De Thomas Boulard nous pensions tout connaître.
Chanteur/guitariste du groupe Luke nous le voyons apparaître sur la scène rock française au début des années 2000 et exploser autour de 2004 avec les hymnes rock que furent «La Sentinelle» ou «Soledad». Suivirent alors les tournées dont on ne savait plus si nous en étions au début ou à la fin.
C’est en juillet 2012, et en voisin, que Thomas B. frappe à la porte de Jean Lamoot au studio Ferber sans arrière-pensées comme ça pour voir.
Ils discutent de beaucoup de choses mais pas de musique, se découvrent s’apprivoisent et puis un jour Jean lui demande d’enregistrer une guitare/voix … Comme ça pour voir.
Finalement, la sauce prend très vite les idées fusent et le retour de Thomas dans la bouclE se fait tout naturellement.
Tout est allé très vite, entamé en juillet le disque se termine fin septembre.
«Shoot», le moins que l’on puisse dire c’est qu’il très difficile d’en déterminer le sexe : ni masculin ni féminin, transgenre.

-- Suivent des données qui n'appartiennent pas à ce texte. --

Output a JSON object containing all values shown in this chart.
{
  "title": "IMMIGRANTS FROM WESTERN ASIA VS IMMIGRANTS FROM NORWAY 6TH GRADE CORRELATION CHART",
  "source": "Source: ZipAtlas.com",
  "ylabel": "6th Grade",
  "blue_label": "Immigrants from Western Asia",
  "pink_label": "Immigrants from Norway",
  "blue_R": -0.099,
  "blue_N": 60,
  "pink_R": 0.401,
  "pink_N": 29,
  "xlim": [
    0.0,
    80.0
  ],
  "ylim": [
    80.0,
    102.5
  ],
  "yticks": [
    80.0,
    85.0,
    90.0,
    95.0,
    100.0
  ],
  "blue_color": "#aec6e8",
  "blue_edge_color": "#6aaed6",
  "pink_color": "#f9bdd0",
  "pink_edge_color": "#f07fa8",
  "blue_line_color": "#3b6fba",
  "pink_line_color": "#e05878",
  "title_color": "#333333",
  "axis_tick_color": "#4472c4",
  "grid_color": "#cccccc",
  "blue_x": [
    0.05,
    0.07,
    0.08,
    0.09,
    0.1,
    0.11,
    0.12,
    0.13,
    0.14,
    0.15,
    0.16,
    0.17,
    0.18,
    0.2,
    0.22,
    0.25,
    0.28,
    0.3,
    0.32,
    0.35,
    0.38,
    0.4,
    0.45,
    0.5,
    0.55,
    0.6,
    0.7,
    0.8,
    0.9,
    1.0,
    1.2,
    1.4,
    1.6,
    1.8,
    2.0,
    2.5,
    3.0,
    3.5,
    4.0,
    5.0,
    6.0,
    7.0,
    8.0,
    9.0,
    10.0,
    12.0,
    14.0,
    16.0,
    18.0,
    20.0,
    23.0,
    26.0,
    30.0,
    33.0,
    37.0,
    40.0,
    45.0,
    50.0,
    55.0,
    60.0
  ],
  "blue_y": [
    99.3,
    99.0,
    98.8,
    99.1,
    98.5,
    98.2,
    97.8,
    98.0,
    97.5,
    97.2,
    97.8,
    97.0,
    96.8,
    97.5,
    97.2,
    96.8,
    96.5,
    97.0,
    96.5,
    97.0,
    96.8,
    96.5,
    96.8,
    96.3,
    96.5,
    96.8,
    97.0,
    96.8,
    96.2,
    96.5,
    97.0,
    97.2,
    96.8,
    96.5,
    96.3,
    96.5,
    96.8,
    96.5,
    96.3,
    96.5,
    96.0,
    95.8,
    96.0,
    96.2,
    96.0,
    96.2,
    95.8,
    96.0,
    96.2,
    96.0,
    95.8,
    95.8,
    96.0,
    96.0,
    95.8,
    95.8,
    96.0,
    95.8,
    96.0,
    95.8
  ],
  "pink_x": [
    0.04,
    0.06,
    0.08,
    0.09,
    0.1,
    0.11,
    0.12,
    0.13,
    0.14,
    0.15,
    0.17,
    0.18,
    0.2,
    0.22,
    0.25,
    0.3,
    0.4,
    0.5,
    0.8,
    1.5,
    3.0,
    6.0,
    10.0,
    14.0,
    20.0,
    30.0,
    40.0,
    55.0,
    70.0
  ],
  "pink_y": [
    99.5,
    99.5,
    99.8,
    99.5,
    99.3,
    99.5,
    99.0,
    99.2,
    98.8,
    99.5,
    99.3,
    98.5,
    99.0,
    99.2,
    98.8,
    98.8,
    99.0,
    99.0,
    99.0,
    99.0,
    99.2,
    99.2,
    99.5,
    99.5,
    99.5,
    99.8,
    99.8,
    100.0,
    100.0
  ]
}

Et ce n’est pas faute de nous avoir prévenu dès l’entame puisque Thomas chante «Tout se mélange».
Ce disque est beau et profond, il faut y succomber mais on y succombe comme dans un labyrinthe. C’est une fois épuisé d’avoir cherché un sens en vain que la lumière se fait et que les chansons se révèlent à nous, et prennent vie en nous.